Не многие из живописцев ставили собственной целью привести человека к депрессии. В разговоре с искусством человек желает обрести надежду. Искусство без надежды не завлекает его. Не говорю о катастрофы; надежда, которую дает она, не в обретенном героями счастье, а в утверждении силы людского духа, готовности на погибель во имя правды. К надежде катастрофа ведет через катарсис. Но большая часть зрителей предпочтет площадную комедию высочайшей катастрофы: ее путь к надежде еще более прост, очевиден и всем понятен. Человек вроде бы высится духом без издержки духовных усилий.
Ну, конечно, кино тоже обман. Величавый обман. Эйзенштейн, как говорят, обожал начинать свои лекции с того, что кино – обман по собственной природе. Человек задумывается, что ему два часа демонстрируют кино, а ему половину сих пор демонстрируют черную шторку, перекрывающую объектив проектора, пока грейфер ставит перед ним последующий кадрик. Но это, так сказать, обман технологический. Дело техников: как одурачить зрителя, чтоб движение имело иллюзию реального. Дело художника: как одурачить зрителя, чтоб сыгранные чувства они приняли за подлинные, поверили в правду мира, рожденного авторским воображением.
В этой книжке, продолжающей «Низкие истины», я возвращаюсь снова к началу собственной биографии, сейчас биографии творческой, говорю о собственных фильмах, планах, сценарных проектах, работе в театре и даже в площадном искусстве.
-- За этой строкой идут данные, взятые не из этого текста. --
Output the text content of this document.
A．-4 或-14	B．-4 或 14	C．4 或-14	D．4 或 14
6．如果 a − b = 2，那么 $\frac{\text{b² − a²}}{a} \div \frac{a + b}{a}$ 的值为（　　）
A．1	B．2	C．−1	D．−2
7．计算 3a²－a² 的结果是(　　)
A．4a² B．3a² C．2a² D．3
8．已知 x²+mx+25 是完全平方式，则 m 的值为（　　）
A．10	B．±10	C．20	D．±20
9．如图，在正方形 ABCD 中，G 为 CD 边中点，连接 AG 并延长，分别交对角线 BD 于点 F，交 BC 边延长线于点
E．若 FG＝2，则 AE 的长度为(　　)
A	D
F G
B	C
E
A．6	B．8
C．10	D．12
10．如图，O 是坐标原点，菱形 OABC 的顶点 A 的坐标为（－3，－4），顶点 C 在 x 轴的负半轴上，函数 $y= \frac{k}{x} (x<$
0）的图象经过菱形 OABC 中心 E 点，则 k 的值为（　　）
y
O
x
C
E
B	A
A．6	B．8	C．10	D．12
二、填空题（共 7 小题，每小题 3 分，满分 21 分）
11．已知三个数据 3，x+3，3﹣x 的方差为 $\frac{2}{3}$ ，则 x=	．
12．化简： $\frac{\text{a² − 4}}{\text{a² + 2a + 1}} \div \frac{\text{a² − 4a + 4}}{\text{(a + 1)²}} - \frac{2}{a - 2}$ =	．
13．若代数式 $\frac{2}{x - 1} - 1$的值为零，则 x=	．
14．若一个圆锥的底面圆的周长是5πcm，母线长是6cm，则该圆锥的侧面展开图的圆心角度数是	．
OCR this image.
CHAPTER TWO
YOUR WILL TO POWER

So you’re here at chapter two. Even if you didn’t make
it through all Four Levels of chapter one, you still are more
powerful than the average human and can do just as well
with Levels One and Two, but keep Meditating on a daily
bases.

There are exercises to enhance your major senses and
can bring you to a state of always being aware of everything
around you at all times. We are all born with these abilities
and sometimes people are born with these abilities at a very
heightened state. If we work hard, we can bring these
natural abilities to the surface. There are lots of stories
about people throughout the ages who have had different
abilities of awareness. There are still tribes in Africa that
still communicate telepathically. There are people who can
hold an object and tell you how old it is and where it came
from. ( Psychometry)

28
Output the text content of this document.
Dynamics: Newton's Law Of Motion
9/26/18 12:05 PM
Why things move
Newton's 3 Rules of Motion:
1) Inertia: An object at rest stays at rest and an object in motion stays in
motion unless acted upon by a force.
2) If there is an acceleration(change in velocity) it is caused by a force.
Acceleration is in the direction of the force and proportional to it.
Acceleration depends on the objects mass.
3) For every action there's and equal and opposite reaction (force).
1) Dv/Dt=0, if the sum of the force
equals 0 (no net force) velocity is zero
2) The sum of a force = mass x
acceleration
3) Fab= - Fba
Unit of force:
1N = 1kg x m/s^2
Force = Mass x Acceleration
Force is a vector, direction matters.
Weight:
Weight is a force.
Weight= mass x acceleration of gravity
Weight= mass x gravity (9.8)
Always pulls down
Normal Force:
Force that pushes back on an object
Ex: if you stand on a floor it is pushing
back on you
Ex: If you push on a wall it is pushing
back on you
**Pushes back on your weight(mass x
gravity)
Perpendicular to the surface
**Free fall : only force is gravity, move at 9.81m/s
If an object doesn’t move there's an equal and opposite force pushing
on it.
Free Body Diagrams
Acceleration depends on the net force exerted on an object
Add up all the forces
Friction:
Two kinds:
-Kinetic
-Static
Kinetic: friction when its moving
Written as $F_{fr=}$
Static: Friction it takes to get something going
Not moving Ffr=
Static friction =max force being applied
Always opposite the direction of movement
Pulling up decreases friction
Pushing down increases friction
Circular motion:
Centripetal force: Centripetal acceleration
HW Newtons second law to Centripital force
Обычно, мы убеждены, что мир является таким, каким мы его лицезреем. Нам редко приходит в голову идея: «А может быть, все, что я вижу, на самом деле совсем не так?» Наши заблуждения часто проистекают из веры, убеждений, а вера, пусть и не соответственная правде, дает энергию. Толстой называл это «энергией заблуждения».
Художнику свойствен некоторый эталон, а эталон – это уже само по себе вещь мистическая. Достоевский гласил, что, если б пришлось выбирать меж Христом и правдой, он бы остался с Христом. Другими словами, ему все равно, как его эталон отвечает правде. Лучше заблуждение, если оно дает внутреннюю опору, становится путеводной звездой, компасом. Не принципиально, придем ли мы к цели; главное – не сбиться с пути.
Эталоны и есть возвышающий обман. Любые эталоны. В силу уже 1-го того, что они эталоны.